Anyone hoping for an explanation before the full MTA board, the fiduciaries of the agency, or Chairman Foye, who was asked for more details five different ways by reporters on Wednesday, was sorely disappointed.

“I had some concerns that I expressed to my principals at the MTA,” Byford said at a bus event in the Bronx on Wednesday. “Those concerns have been addressed. So as far as I’m concerned, that’s behind us.”

Politico’s reporting on the resignation letter cited concerns about interference and pressure from Governor Cuomo, and that Byford was spending too much time “having to help organize gubernatorial-driven conferences about signaling and technology.”

On Wednesday, Foye dismissed this idea, calling it “ridiculous.”
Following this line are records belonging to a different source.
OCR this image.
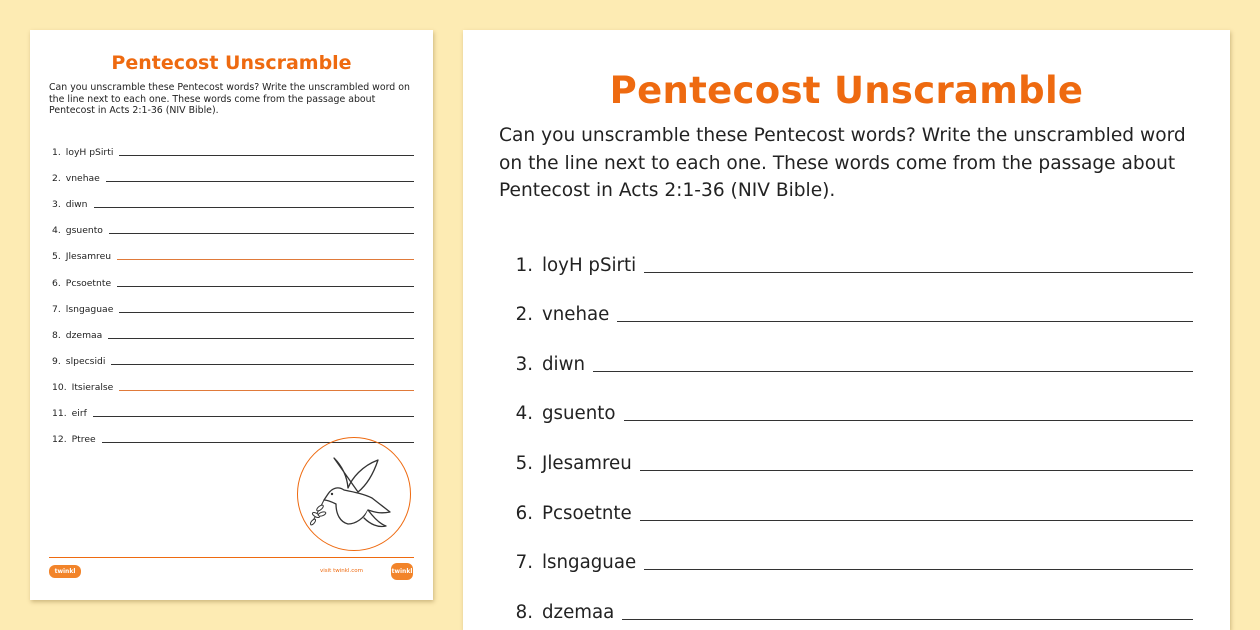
Pentecost Unscramble
Can you unscramble these Pentecost words? Write the unscrambled word on the line next to each one. These words come from the passage about Pentecost in Acts 2:1-36 (NIV Bible).
1. loyH pSirti
2. vnehae
3. diwn
4. gsuento
5. Jlesamreu
6. Pcsoetnte
7. lsngaguae
8. dzemaa
9. slpecsidi
10. Itsieralse
11. eirf
12. Ptree
twinkl	visit twinkl.com	twinkl
Pentecost Unscramble
Can you unscramble these Pentecost words? Write the unscrambled word on the line next to each one. These words come from the passage about Pentecost in Acts 2:1-36 (NIV Bible).
1. loyH pSirti
2. vnehae
3. diwn
4. gsuento
5. Jlesamreu
6. Pcsoetnte
7. lsngaguae
8. dzemaa
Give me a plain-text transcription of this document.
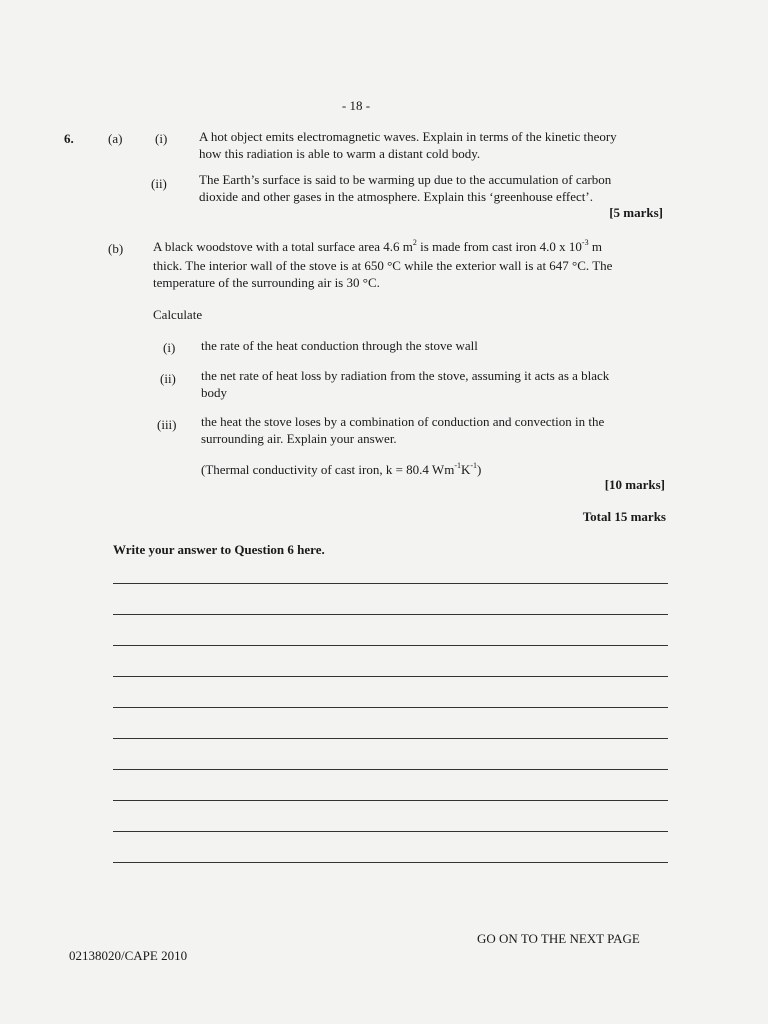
- 18 -
6.	(a)	(i) A hot object emits electromagnetic waves. Explain in terms of the kinetic theory
how this radiation is able to warm a distant cold body.
(ii) The Earth’s surface is said to be warming up due to the accumulation of carbon
dioxide and other gases in the atmosphere. Explain this ‘greenhouse effect’.
[5 marks]
(b) A black woodstove with a total surface area 4.6 $m^2$ is made from cast iron 4.0 x $10^{-3}$ m
thick. The interior wall of the stove is at 650 °C while the exterior wall is at 647 °C. The
temperature of the surrounding air is 30 °C.
Calculate
(i) the rate of the heat conduction through the stove wall
(ii) the net rate of heat loss by radiation from the stove, assuming it acts as a black
body
(iii) the heat the stove loses by a combination of conduction and convection in the
surrounding air. Explain your answer.
(Thermal conductivity of cast iron, k = 80.4 $Wm^{-1}K^{-1}$)
[10 marks]
Total 15 marks
Write your answer to Question 6 here.
GO ON TO THE NEXT PAGE
02138020/CAPE 2010
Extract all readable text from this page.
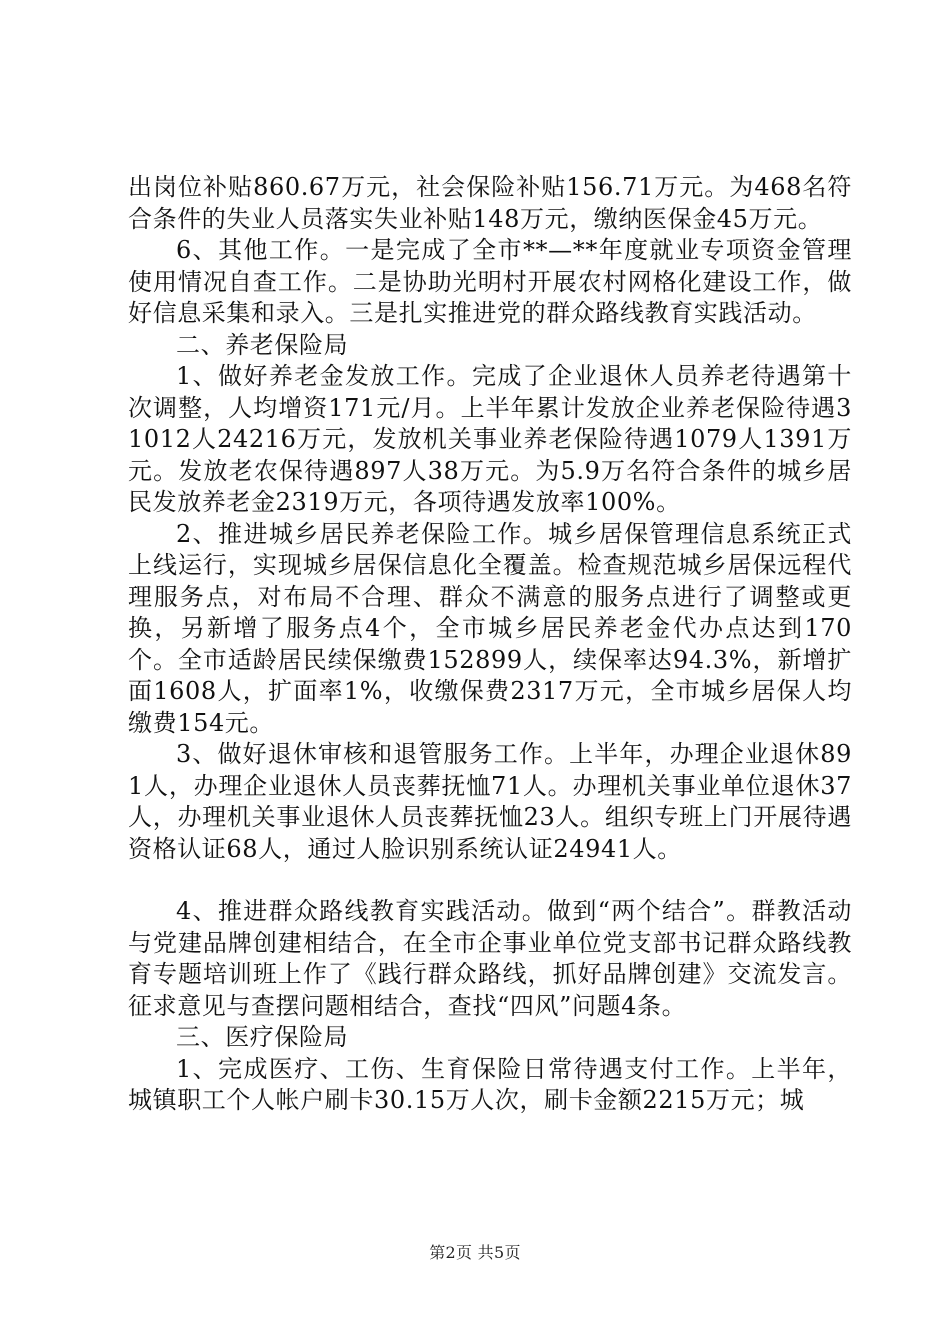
出岗位补贴860.67万元，社会保险补贴156.71万元。为468名符合条件的失业人员落实失业补贴148万元，缴纳医保金45万元。

6、其他工作。一是完成了全市**—**年度就业专项资金管理使用情况自查工作。二是协助光明村开展农村网格化建设工作，做好信息采集和录入。三是扎实推进党的群众路线教育实践活动。

二、养老保险局

1、做好养老金发放工作。完成了企业退休人员养老待遇第十次调整，人均增资171元/月。上半年累计发放企业养老保险待遇31012人24216万元，发放机关事业养老保险待遇1079人1391万元。发放老农保待遇897人38万元。为5.9万名符合条件的城乡居民发放养老金2319万元，各项待遇发放率100%。

2、推进城乡居民养老保险工作。城乡居保管理信息系统正式上线运行，实现城乡居保信息化全覆盖。检查规范城乡居保远程代理服务点，对布局不合理、群众不满意的服务点进行了调整或更换，另新增了服务点4个，全市城乡居民养老金代办点达到170个。全市适龄居民续保缴费152899人，续保率达94.3%，新增扩面1608人，扩面率1%，收缴保费2317万元，全市城乡居保人均缴费154元。

3、做好退休审核和退管服务工作。上半年，办理企业退休891人，办理企业退休人员丧葬抚恤71人。办理机关事业单位退休37人，办理机关事业退休人员丧葬抚恤23人。组织专班上门开展待遇资格认证68人，通过人脸识别系统认证24941人。

4、推进群众路线教育实践活动。做到“两个结合”。群教活动与党建品牌创建相结合，在全市企事业单位党支部书记群众路线教育专题培训班上作了《践行群众路线，抓好品牌创建》交流发言。征求意见与查摆问题相结合，查找“四风”问题4条。

三、医疗保险局

1、完成医疗、工伤、生育保险日常待遇支付工作。上半年，城镇职工个人帐户刷卡30.15万人次，刷卡金额2215万元；城

第2页 共5页
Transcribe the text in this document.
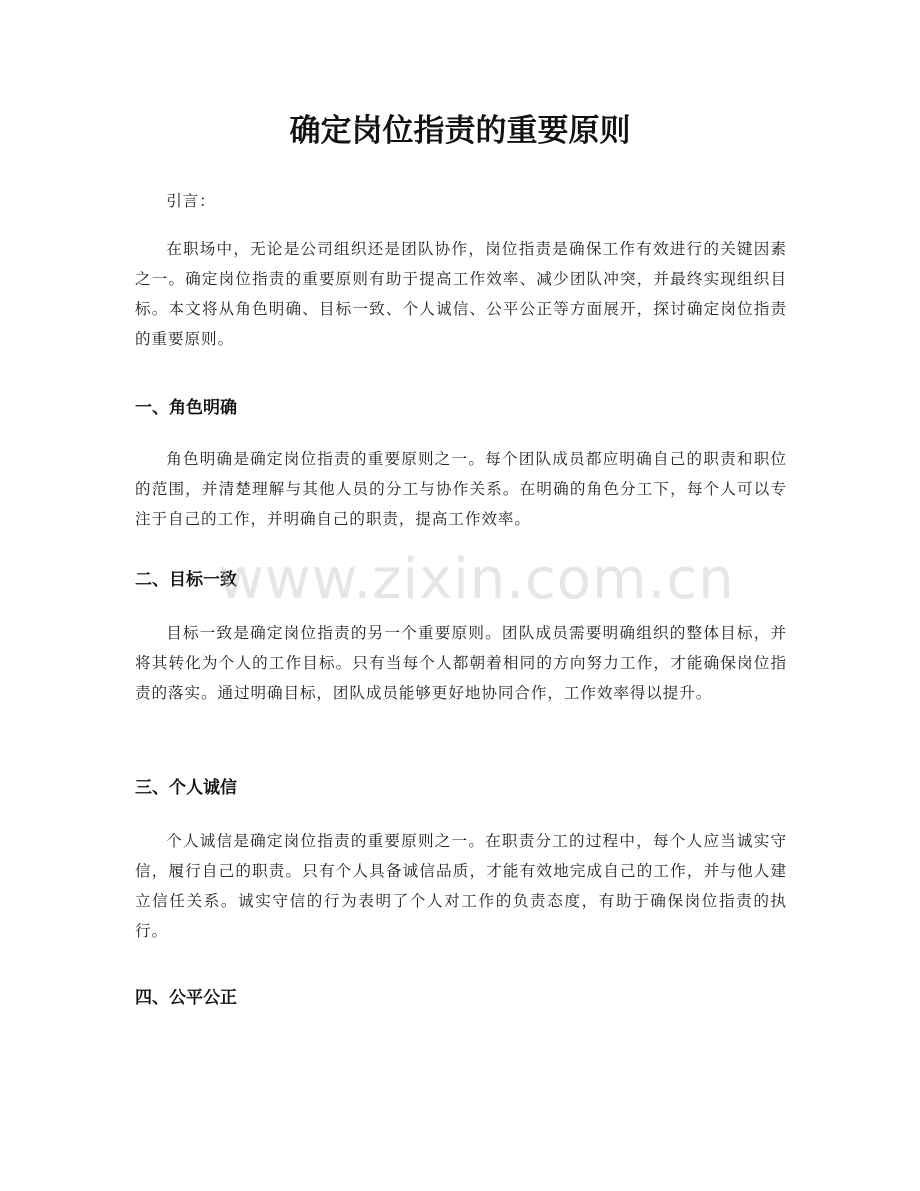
确定岗位指责的重要原则

引言：

在职场中，无论是公司组织还是团队协作，岗位指责是确保工作有效进行的关键因素之一。确定岗位指责的重要原则有助于提高工作效率、减少团队冲突，并最终实现组织目标。本文将从角色明确、目标一致、个人诚信、公平公正等方面展开，探讨确定岗位指责的重要原则。

一、角色明确

角色明确是确定岗位指责的重要原则之一。每个团队成员都应明确自己的职责和职位的范围，并清楚理解与其他人员的分工与协作关系。在明确的角色分工下，每个人可以专注于自己的工作，并明确自己的职责，提高工作效率。

二、目标一致

目标一致是确定岗位指责的另一个重要原则。团队成员需要明确组织的整体目标，并将其转化为个人的工作目标。只有当每个人都朝着相同的方向努力工作，才能确保岗位指责的落实。通过明确目标，团队成员能够更好地协同合作，工作效率得以提升。

三、个人诚信

个人诚信是确定岗位指责的重要原则之一。在职责分工的过程中，每个人应当诚实守信，履行自己的职责。只有个人具备诚信品质，才能有效地完成自己的工作，并与他人建立信任关系。诚实守信的行为表明了个人对工作的负责态度，有助于确保岗位指责的执行。

四、公平公正
www.zixin.com.cn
"We're going to spend $51.5 billion, it behooves us to make sure that whatever technology is available in the US or around the world that can help our customers and make their commutes quicker, safer, more reliable, more resilient, we're all in for it," Foye said.

Foye again reminded reporters that Byford was present and accounted for. (Which was true. Byford was sitting a few feet away, but not speaking for himself.)

“Andy is here and he's done an extraordinary job, as have Phil Eng and Cathy Rinaldi, and Danny [DeCrescenzo, Acting President of MTA Bridges and Tunnels],” Foye said. “And the proof is in the pudding, and the proof of the pudding is increased ridership and on time performance on the subways four months in a row above 80 percent.”

The MTA declined to comment further. The governor’s office has not commented at all on Byford’s resignation, and a spokesperson says they don’t intend on ever doing so.